Governor Bredesen is expected to sign legislation this week that will drastically cut down on the number of people moving to Tennessee from out-of-state, especially those from California. This bill is hailed as a triumph for anti-inter-state-immigration lobbyists who have been pushing for tighter control of Tennessee borders.
“This is truly a great day for Tennessee, ” exclaimed Marcy Gregory, spokesperson for Tennesseans Against Damn Out-of-Staters (TADOS). “These people leave places that suck with the intent of going someplace better, but when they come, they bring with them the culture and attitudes that made the place they are leaving suck, and in effect, make the place they go to suck. You can’t come to a nice, quiet place like Knoxville and try to convert it to a Californian culture without making it just like California. So what is the point in that? Just look at South Florida. It’s like a tiny slice of hot, humid, New-York-and-Boston Hell now. Don’t get me wrong, one or two would be fine, but when one comes, they bring all their family and friends and then there gets to be more and more of them, and they start writing letters and signing petitions and soon we have restaurants like Lenny’s that don’t cater to local tastes and before long you expect to see the Hollywood sign show up on Sharp’s Ridge. I’ll take Mexicans any day.”

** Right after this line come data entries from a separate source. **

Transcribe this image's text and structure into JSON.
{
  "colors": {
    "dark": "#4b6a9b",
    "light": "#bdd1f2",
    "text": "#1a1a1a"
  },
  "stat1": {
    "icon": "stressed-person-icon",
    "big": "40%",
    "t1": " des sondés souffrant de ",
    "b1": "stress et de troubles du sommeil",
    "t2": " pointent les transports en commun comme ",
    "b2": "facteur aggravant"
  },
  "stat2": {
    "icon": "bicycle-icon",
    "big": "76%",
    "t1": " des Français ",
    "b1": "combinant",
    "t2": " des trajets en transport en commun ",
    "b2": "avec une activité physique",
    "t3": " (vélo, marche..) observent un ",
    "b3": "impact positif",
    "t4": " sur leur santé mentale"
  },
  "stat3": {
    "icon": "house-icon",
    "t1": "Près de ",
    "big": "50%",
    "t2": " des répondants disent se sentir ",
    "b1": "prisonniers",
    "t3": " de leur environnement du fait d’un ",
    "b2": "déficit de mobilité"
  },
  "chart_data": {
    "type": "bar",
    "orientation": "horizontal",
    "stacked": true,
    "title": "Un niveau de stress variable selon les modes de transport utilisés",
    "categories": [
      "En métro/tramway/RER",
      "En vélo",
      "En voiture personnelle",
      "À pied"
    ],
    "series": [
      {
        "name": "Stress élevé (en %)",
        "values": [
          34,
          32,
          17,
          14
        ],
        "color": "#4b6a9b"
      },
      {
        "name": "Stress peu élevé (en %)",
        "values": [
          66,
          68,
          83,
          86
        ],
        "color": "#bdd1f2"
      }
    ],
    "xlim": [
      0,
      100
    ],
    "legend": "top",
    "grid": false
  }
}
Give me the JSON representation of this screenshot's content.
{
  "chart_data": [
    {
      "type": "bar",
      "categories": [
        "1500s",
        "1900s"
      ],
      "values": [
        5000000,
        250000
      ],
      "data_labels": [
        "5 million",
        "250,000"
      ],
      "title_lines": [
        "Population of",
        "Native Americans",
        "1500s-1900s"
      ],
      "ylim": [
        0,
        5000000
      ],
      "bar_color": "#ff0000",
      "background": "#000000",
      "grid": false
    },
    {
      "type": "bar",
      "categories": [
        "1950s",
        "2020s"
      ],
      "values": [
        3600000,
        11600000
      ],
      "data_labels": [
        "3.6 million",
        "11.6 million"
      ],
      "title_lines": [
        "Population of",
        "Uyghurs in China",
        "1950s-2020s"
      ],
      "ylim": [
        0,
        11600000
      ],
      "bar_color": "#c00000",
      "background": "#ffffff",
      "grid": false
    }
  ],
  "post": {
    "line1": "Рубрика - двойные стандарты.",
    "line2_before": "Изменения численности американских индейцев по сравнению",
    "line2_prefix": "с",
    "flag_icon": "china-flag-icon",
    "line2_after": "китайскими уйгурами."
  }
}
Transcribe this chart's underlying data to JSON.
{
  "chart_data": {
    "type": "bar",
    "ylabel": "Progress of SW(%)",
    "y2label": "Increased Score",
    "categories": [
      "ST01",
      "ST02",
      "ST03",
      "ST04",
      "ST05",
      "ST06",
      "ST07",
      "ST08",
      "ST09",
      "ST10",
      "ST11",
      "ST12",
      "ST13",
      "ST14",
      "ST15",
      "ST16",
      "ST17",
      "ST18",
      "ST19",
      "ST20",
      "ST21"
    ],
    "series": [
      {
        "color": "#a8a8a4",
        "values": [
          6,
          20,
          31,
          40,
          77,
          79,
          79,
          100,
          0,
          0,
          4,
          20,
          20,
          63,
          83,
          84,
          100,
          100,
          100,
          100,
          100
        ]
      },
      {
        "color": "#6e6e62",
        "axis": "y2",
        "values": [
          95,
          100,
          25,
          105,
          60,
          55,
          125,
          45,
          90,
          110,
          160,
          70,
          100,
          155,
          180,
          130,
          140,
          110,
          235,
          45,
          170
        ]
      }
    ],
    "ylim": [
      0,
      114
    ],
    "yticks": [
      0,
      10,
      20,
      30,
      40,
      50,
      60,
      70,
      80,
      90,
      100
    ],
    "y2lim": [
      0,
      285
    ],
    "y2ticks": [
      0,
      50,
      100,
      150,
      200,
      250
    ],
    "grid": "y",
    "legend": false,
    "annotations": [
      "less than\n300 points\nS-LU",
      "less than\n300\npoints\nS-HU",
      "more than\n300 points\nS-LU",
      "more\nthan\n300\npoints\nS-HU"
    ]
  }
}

This attitude has grown dramatically among native Tennesseans who are tired of seeing all the out-of-state tags on the roads, tired of seeing the real estate prices skyrocket, and tired of the ever-increasing taxes. The attitude has grown so dramatic over the last year that the pressure exerted on the state legislature forced them to act, and the legislation, co-sponsored by Stacey Campfield, passed unanimously in both houses in record time.
The law will go into effect on January 1. It bars anyone from moving here without signing an affidavit saying they will not invite any family or friends to move here. They must also prove they already have a job here and that they are not planning to telecommute back to wherever they are moving from, that they will not offer more than asking price for a house, that they will refrain from writing any letters to the editor of their local paper, will not start a letter writing campaign of any kind, and will not circulate any petition, stage any protest, or complain about the humidity. They must also learn how to speak with an authentic regional accent and pass a cultural and historical test for the location of their choice. They may not drive with an out-of-state license plate, and they must learn all backroads by traveling with a local before attempting to get anywhere on one.